Arrow rest
An arrow rest for an archery bow is formed by a stationary shaft extending transversely across the bowstring movement plane, and a single roller rotatably mounted on the shaft. The roller has an annular groove that forms two axially spaced flanges engageable with the undersurface of an arrow shaft. During the arrow launching process the arrow side surface rides along the edges of the roller flanges so as to cause the roller to spin around the shaft axis. The roller includes a roller body formed of an elastomeric material so that frictional contact between the arrow and the roller body flanges is essentially noiseless.
The present invention relates to arrow rests.
The present invention, more particularly, relates to an arrow rest mountable on a conventional archery bow to support an arrow while the string is being drawn back and then released to launch the arrow. The arrow rest is mounted on the handle riser section above the handgrip portion of the bow to provide two spaced arrow support surfaces engageable with the undersurface of an arrow.

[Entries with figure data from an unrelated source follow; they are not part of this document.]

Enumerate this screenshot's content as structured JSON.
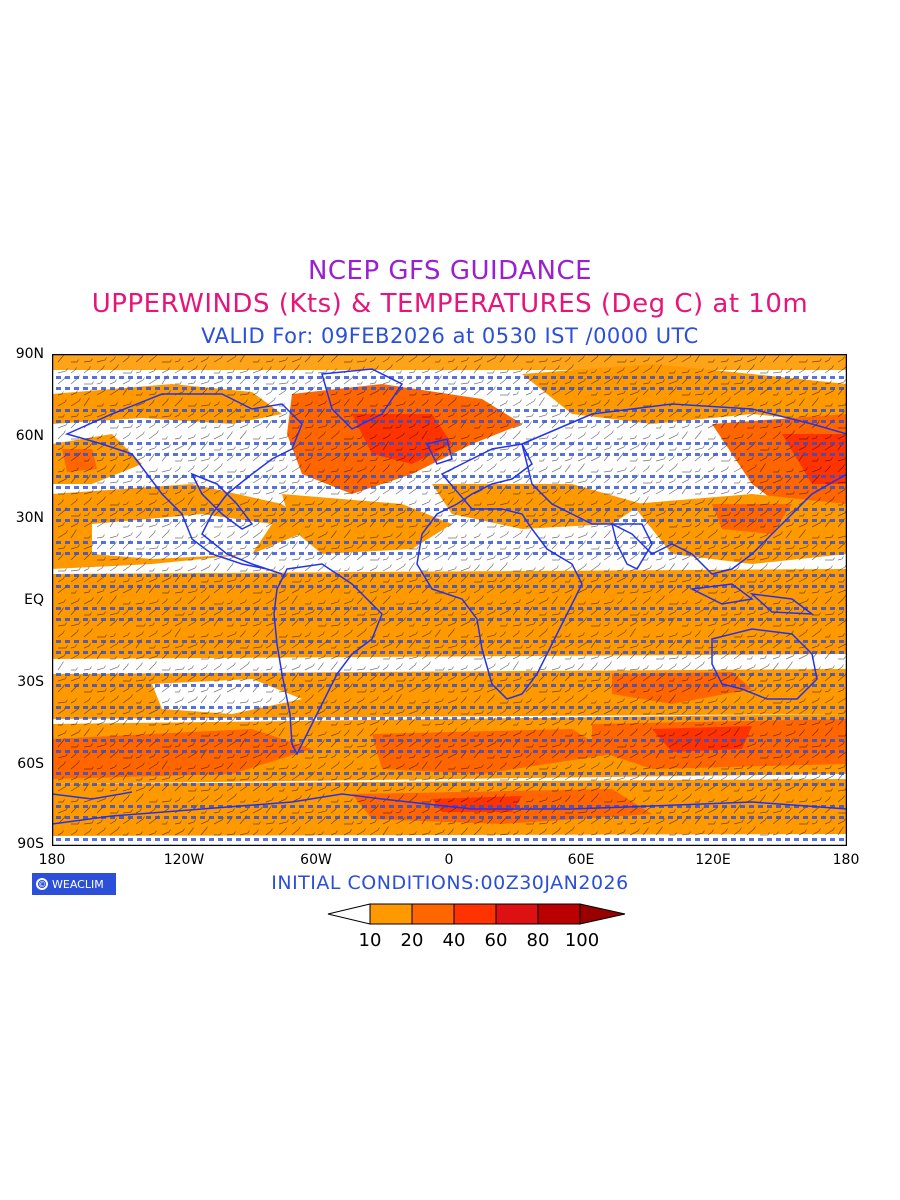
{
  "header": {
    "line1": "NCEP GFS GUIDANCE",
    "line2": "UPPERWINDS (Kts) & TEMPERATURES (Deg C) at 10m",
    "line3": "VALID For: 09FEB2026 at 0530 IST /0000 UTC"
  },
  "colors": {
    "line1": "#9a1fd0",
    "line2": "#e6157a",
    "line3": "#2b4fd8",
    "coast": "#2233ee",
    "wind_barb": "#000000",
    "temp_text": "#2b4fd8"
  },
  "axes": {
    "lat_labels": [
      "90N",
      "60N",
      "30N",
      "EQ",
      "30S",
      "60S",
      "90S"
    ],
    "lon_labels": [
      "180",
      "120W",
      "60W",
      "0",
      "60E",
      "120E",
      "180"
    ]
  },
  "footer": {
    "logo_text": "WEACLIM",
    "initial_conditions": "INITIAL CONDITIONS:00Z30JAN2026"
  },
  "colorbar": {
    "labels": [
      "10",
      "20",
      "40",
      "60",
      "80",
      "100"
    ],
    "colors": [
      "#ffffff",
      "#ff9900",
      "#ff6600",
      "#ff3300",
      "#dd1111",
      "#bb0000",
      "#990000"
    ]
  }
}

Various arrow rest constructions have been proposed. In one commonly used construction, the arrow rest comprises an arm extending upwardly from a cantilever bracket to engage the undersurface of the arrow at about the seven o'clock position, and a plunger extending from the bow handle riser portion at about the three o'clock position. This construction is sometimes referred to as a "shoot-through" type construction.
In another commonly used arrangement, the rest comprises a plunger engageable with the arrow at the three o'clock position, and a curved wire arm extending from the plunger around the undersurface of the arrow to contact the arrow at the seven o'clock position. This arrangement is sometimes referred to as the "shoot-around" type.

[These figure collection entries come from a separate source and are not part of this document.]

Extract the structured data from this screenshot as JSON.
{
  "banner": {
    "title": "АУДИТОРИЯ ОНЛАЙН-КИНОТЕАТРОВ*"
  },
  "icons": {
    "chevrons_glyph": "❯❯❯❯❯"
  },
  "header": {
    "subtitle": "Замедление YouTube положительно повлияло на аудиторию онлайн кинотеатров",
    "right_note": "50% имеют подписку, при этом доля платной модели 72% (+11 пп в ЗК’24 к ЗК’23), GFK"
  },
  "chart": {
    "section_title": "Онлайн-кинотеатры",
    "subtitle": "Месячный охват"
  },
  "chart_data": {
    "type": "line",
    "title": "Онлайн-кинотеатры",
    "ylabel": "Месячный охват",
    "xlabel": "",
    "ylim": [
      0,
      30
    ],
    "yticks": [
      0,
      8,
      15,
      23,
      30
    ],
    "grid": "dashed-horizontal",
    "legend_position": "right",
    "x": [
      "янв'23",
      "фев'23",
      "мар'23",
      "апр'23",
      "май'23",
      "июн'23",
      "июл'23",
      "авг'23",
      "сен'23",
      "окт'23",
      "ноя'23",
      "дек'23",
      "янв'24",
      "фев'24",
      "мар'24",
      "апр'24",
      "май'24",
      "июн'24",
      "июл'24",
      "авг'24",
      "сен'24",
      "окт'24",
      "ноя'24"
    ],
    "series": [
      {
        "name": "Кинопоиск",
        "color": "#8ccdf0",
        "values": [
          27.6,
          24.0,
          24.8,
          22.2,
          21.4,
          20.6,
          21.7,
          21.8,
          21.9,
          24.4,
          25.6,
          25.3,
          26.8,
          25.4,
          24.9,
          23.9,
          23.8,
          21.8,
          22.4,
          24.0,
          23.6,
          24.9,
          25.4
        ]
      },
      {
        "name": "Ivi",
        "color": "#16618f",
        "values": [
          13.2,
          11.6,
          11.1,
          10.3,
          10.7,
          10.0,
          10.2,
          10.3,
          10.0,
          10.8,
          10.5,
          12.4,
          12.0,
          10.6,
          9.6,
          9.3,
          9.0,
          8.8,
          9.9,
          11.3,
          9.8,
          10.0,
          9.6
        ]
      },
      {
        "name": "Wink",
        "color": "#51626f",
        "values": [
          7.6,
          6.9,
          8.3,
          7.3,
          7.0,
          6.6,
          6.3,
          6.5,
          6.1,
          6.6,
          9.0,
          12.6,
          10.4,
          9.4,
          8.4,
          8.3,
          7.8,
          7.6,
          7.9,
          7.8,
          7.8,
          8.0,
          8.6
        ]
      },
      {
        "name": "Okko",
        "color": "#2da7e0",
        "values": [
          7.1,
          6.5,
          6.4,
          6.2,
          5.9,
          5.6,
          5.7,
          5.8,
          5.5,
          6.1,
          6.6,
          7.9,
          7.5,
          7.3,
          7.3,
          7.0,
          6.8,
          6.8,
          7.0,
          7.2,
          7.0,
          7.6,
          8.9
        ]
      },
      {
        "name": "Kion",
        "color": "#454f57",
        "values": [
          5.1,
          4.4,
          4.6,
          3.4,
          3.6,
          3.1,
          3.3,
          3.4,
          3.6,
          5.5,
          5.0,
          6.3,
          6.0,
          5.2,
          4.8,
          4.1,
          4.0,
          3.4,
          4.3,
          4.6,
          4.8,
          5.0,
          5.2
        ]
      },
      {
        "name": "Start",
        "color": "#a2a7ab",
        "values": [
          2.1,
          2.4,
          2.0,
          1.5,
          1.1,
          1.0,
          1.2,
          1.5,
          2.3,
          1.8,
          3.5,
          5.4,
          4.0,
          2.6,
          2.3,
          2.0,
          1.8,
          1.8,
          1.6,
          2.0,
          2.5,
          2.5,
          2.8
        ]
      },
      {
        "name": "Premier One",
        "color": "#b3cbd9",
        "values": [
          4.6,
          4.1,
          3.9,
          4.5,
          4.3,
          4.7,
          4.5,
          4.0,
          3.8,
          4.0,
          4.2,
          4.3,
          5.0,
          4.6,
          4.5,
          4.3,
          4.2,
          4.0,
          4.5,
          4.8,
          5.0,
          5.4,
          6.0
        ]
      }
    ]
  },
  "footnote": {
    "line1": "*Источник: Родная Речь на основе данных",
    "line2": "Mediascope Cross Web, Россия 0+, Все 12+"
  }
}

Another type of arrow rest comprises two laterally spaced prongs extending from a transverse support shaft to engage the arrow at about the five o'clock and seven o'clock positions. The prongs are located equidistant from a vertical midplane taken through the arrow centerline. The arrow rests on the tips of the prongs.
The frictional engagement between the arrow side surface and the arrow rest surfaces often produces a discernible noise, which is objectionable when the person is using the bow and arrow for game hunting purposes. The deer, or other animal being hunted, can often hear the noise and jump or otherwise move out of the path of the launched arrow.

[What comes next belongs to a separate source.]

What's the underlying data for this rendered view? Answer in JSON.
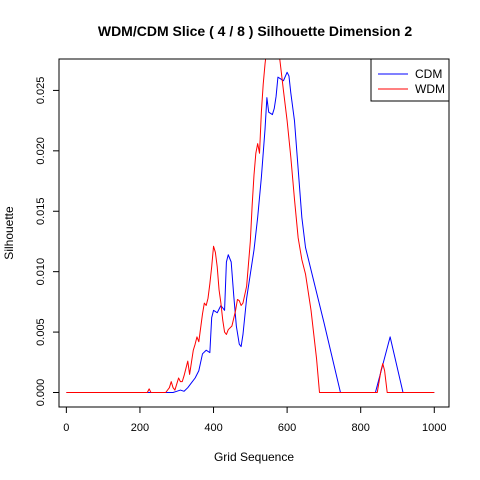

There has been developed a relatively noiseless arrow rest that apparently overcomes disadvantages of the conventional arrow rest constructions. The rest that is of interest comprises two small wheels having their movement planes angled at about forty-five degrees to a vertical midplane passing through the arrow centerline. Edge areas of these small wheels engage the arrow undersurfaces at two spaced points located, respectively, at the four-thirty o'clock position and the seven-thirty o'clock position.
The advertising literature for this multi-wheel arrow rest indicates that the wheels are formed of a plastic material having a rubber tire covering; the wheels are said to be smooth-rolling and silent. Apparently the multi-wheel arrow rest comprises a retractable mounting structure, whereby the wheels drop down out of the way during the arrow launch action, so as to prevent contact between the arrow fletches and the arrow rest componentry.
SUMMARY OF THE PRESENT INVENTIONAn object of the present invention is to provide an arrow rest.
A further object of the present invention is to provide a simplified arrow rest, that comprises a single roller positioned directly under the arrow. An annular groove is formed in the roller body so as to define two axially spaced circular flanges. The width of the groove is such that the arrow is enabled to have a stable position resting on the edges of the axially spaced flanges.
During an arrow launch action the arrow shaft moves over the edges of the roller flanges so as to cause the roller to spin on its rotational axis. The single roller has a relatively small mass so that a relatively small expenditure of energy is involved in spinning the roller. The velocity of the arrow is essentially unaffected by the small energy expenditure.
The roller body is formed out of a high durometer rubber or elastomeric material, such that the edges of the roller flanges grip the arrow surface, thereby causing the roller to spin. The rolling contact between the rubber flanges and the arrow surface is noiseless. When the equipment is used for game hunting purposes there is a lessened danger that the animal will be startled by frictionally produced noise generated by the arrow rest.
In a preferred form of the present invention the elastomeric roller body is carried on a sleeve formed out of a rigid plastic material, e.g. polytetrafluoroethylene. The rigid plastic sleeve forms an annular bearing that rotates freely on the associated stationary shaft. The shaft can be formed of various materials, e.g. brass, stainless steel, or a rigid plastic material, e.g. polytetrafluoroethylene.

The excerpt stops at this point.